Insbesondere in sensiblen Bereichen wie Fleisch will der Konsument zunehmend eine Auswahl zwischen verschiedenen Qualitätsstufen, die für ihn aber nachvollziehbar sein müssen. Auf diese Herausforderung hat die österreichische Politik mit dem Modell der österreichischen Lebensmittelpyramide reagiert. Der Konsument soll im Regal zwischen unterschiedlichen Qualitätsstufen wählen können. Auf der unteren Ebene steht die gesetzlich abgesicherte Qualität zur Auswahl. Darüber muss die kontrollierte Gütesiegel-Qualität für ein differenziertes Angebot sorgen. Und an der Spitze der Pyramide steht die Bioqualität.

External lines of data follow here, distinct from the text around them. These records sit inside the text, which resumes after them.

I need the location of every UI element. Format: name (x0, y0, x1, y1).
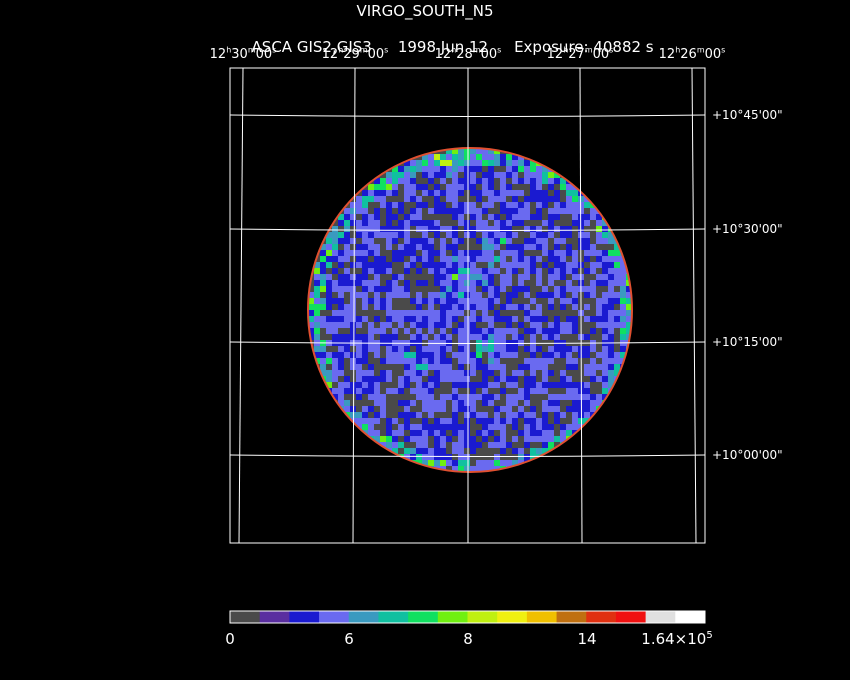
coordinate-grid (229, 67, 706, 544)
colorbar-tick-label: 14 (577, 630, 597, 648)
colorbar-segment (437, 611, 468, 623)
colorbar-segment (586, 611, 617, 623)
image-title: VIRGO_SOUTH_N5 (356, 2, 494, 20)
colorbar-segment (467, 611, 498, 623)
colorbar-tick-label: 8 (463, 630, 473, 648)
colorbar-segment (348, 611, 379, 623)
ra-grid-line (352, 67, 356, 544)
colorbar-segment (319, 611, 350, 623)
colorbar-tick-label: 0 (225, 630, 235, 648)
colorbar-segment (378, 611, 409, 623)
exposure-label: Exposure: 40882 s (514, 38, 654, 56)
dec-tick-label: +10°15'00" (712, 335, 783, 349)
dec-grid-line (229, 228, 706, 231)
dec-grid-line (229, 454, 706, 457)
ra-tick-label: 12h27m00s (546, 45, 614, 62)
dec-tick-label: +10°45'00" (712, 108, 783, 122)
ra-grid-line (238, 67, 244, 544)
ra-tick-label: 12h26m00s (658, 45, 726, 62)
observation-date: 1998 Jun 12 (397, 38, 489, 56)
colorbar-segment (259, 611, 290, 623)
ra-tick-label: 12h28m00s (434, 45, 502, 62)
dec-grid-line (229, 114, 706, 117)
plot-frame (229, 67, 706, 544)
colorbar-segment (556, 611, 587, 623)
dec-tick-label: +10°30'00" (712, 222, 783, 236)
ra-grid-line (691, 67, 697, 544)
field-edge (307, 147, 633, 473)
colorbar (229, 610, 706, 624)
observation-info: ASCA GIS2,GIS3 1998 Jun 12 Exposure: 40882… (242, 20, 680, 56)
colorbar-segment (645, 611, 676, 623)
dec-grid-line (229, 341, 706, 344)
colorbar-segment (615, 611, 647, 623)
colorbar-segment (230, 611, 261, 623)
colorbar-segment (497, 611, 528, 623)
colorbar-segment (289, 611, 320, 623)
ra-grid-line (579, 67, 583, 544)
ra-tick-label: 12h30m00s (209, 45, 277, 62)
colorbar-segment (408, 611, 439, 623)
colorbar-segment (526, 611, 558, 623)
colorbar-segment (675, 611, 706, 623)
ra-tick-label: 12h29m00s (321, 45, 389, 62)
instrument-label: ASCA GIS2,GIS3 (251, 38, 372, 56)
colorbar-max-label: 1.64×105 (641, 630, 713, 648)
colorbar-tick-label: 6 (344, 630, 354, 648)
xray-image (308, 148, 632, 472)
dec-tick-label: +10°00'00" (712, 448, 783, 462)
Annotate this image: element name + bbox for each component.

Das ist die erneuerte Feinkostladen-Philosophie Österreichs, die in den nächsten Jahren konsequent weiter zu verfolgen ist. Basis dafür ist ein umfassendes Bekenntnis zur Lebensmittelsicherheit auf allen Qualitätsstufen. Weiters muss sich die Lebensmittelqualität an den neuen Qualitätsvorstellungen der Konsumenten orientieren. Die Herkunft von Produkten muss durch entsprechende Kennzeichnungs- und Rückverfolgbarkeitssysteme nachvollziehbar sein. Dies war insbesondere nach der BSE-Krise im Rinderbereich EU-weit notwendig, dies ist aber insbesondere auch im Bereich der Gentechnik ein wichtiges Prinzip, das erst kürzlich auf EU-Ebene verwirklicht wurde. Und letztlich geht es um die Absicherung der Vielfalt der Produkte in der landwirtschaftlichen Produktion wie auch in der Weiterverarbeitung.

Der österreichische Lebensmittelsektor hat sich in den letzten Jahren grundsätzlich erfolgreich weiter entwickelt. Der Lebensmittelbericht gibt wichtige Hinweise, wo neue Potenziale vorhanden sind und in welche Richtung die Konsumenten weitere Veränderungen und Entwicklungen erwarten. Es ist Aufgabe des gesamten Sektors, gemeinsam diese Veränderungen und Neupositionierungen aktiv in Angriff zu nehmen. Die Ernährungsplattform kann dazu eine geeignete Bühne sein, sagte Pröll abschließend.